The Haynesville Shale came into prominence in 2008 as a major producer of shale gas in East Texas and Louisiana. Producing natural gas from the Haynesville Shale involves drilling wells 10000-13000 ft deep; the formation becomes deeper to the south.

In 2008, the Haynesville Shale was thought to be the largest natural gas field in the contiguous 48 states, with an estimated 250e12 ft3 of recoverable gas. More recently, as of 2009, the Haynesville was estimated to have 75e12 ft3 of recoverable gas, second only to the Marcellus Formation in the US. Some scientists estimated recoverable reserves average of 6.5e9 ft3 per well. The US Energy Information Administration estimated that the average well would produce 2.67e9 ft3 of gas.

Production has boomed since 2008, creating a number of new millionaires in the Shreveport, Louisiana, region. Haynesville gas production peaked at 7.2e9 ft3 per day in November 2011. In January 2013 the formation produced 6.2e9 ft3, 9.3% of all the gas produced in the US.

The other members of the Haynesville Formation are also the source of oil and gas production. Oil and gas is currently produced from shelf-edge carbonate reservoirs which consist of oolite shoals within the Gilmer Limestone and Buckner Anhydrite members. The submarine fan sandstones of the Gray sand in north Louisiana are also significant producers.

===Proved reserves===
- 2010, US Energy Information Administration: 24.5e12 ft3 of gas
- 2011, US Energy Information Administration: 29.5e12 ft3 of gas

===Documentary film===

A documentary film entitled "Haynesville: A Nation's Hunt for an Energy Future" has been made on the subject of the mineral rights leasing "gold rush" and the potential impact of the Haynesville Shale gas play on national and global energy picture.

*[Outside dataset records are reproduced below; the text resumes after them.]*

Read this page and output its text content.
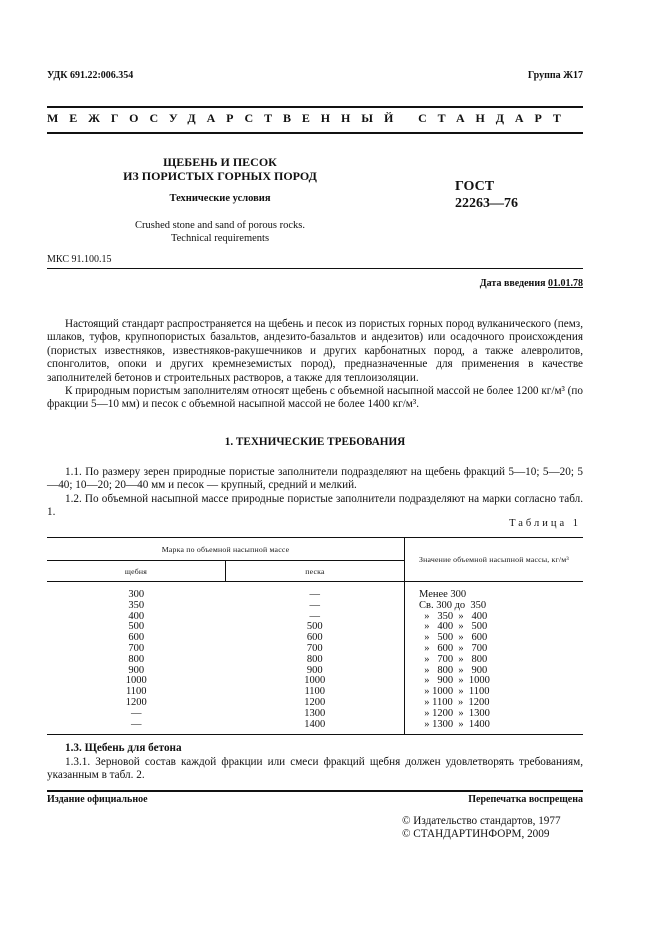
УДК 691.22:006.354	Группа Ж17
МЕЖГОСУДАРСТВЕННЫЙ СТАНДАРТ
ЩЕБЕНЬ И ПЕСОК
ИЗ ПОРИСТЫХ ГОРНЫХ ПОРОД
Технические условия
Crushed stone and sand of porous rocks.
Technical requirements
ГОСТ
22263—76
МКС 91.100.15
Дата введения 01.01.78

Настоящий стандарт распространяется на щебень и песок из пористых горных пород вулканического (пемз, шлаков, туфов, крупнопористых базальтов, андезито-базальтов и андезитов) или осадочного происхождения (пористых известняков, известняков-ракушечников и других карбонатных пород, а также алевролитов, спонголитов, опоки и других кремнеземистых пород), предназначенные для применения в качестве заполнителей бетонов и строительных растворов, а также для теплоизоляции.

К природным пористым заполнителям относят щебень с объемной насыпной массой не более 1200 кг/м³ (по фракции 5—10 мм) и песок с объемной насыпной массой не более 1400 кг/м³.

1. ТЕХНИЧЕСКИЕ ТРЕБОВАНИЯ

1.1. По размеру зерен природные пористые заполнители подразделяют на щебень фракций 5—10; 5—20; 5—40; 10—20; 20—40 мм и песок — крупный, средний и мелкий.

1.2. По объемной насыпной массе природные пористые заполнители подразделяют на марки согласно табл. 1.

Таблица 1
Марка по объемной насыпной массе		Значение объемной насыпной массы, кг/м³
щебня	песка	
300	—	Менее 300
350	—	Св. 300 до  350
400	—	»   350  »   400
500	500	»   400  »   500
600	600	»   500  »   600
700	700	»   600  »   700
800	800	»   700  »   800
900	900	»   800  »   900
1000	1000	»   900  »  1000
1100	1100	» 1000  »  1100
1200	1200	» 1100  »  1200
—	1300	» 1200  »  1300
—	1400	» 1300  »  1400
1.3. Щебень для бетона

1.3.1. Зерновой состав каждой фракции или смеси фракций щебня должен удовлетворять требованиям, указанным в табл. 2.

Издание официальное	Перепечатка воспрещена
© Издательство стандартов, 1977
© СТАНДАРТИНФОРМ, 2009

==Mineral Owner Collaboration==

Not long after the land-leasing boom began in 2008, new mineral owners across northwest Louisiana and East Texas joined online forums and began sharing information with each other about the process of oil and gas leasing, leasing bonus payments, and well production results. GoHaynesvilleShale.com was the first and largest of its kind with over 20,000 members.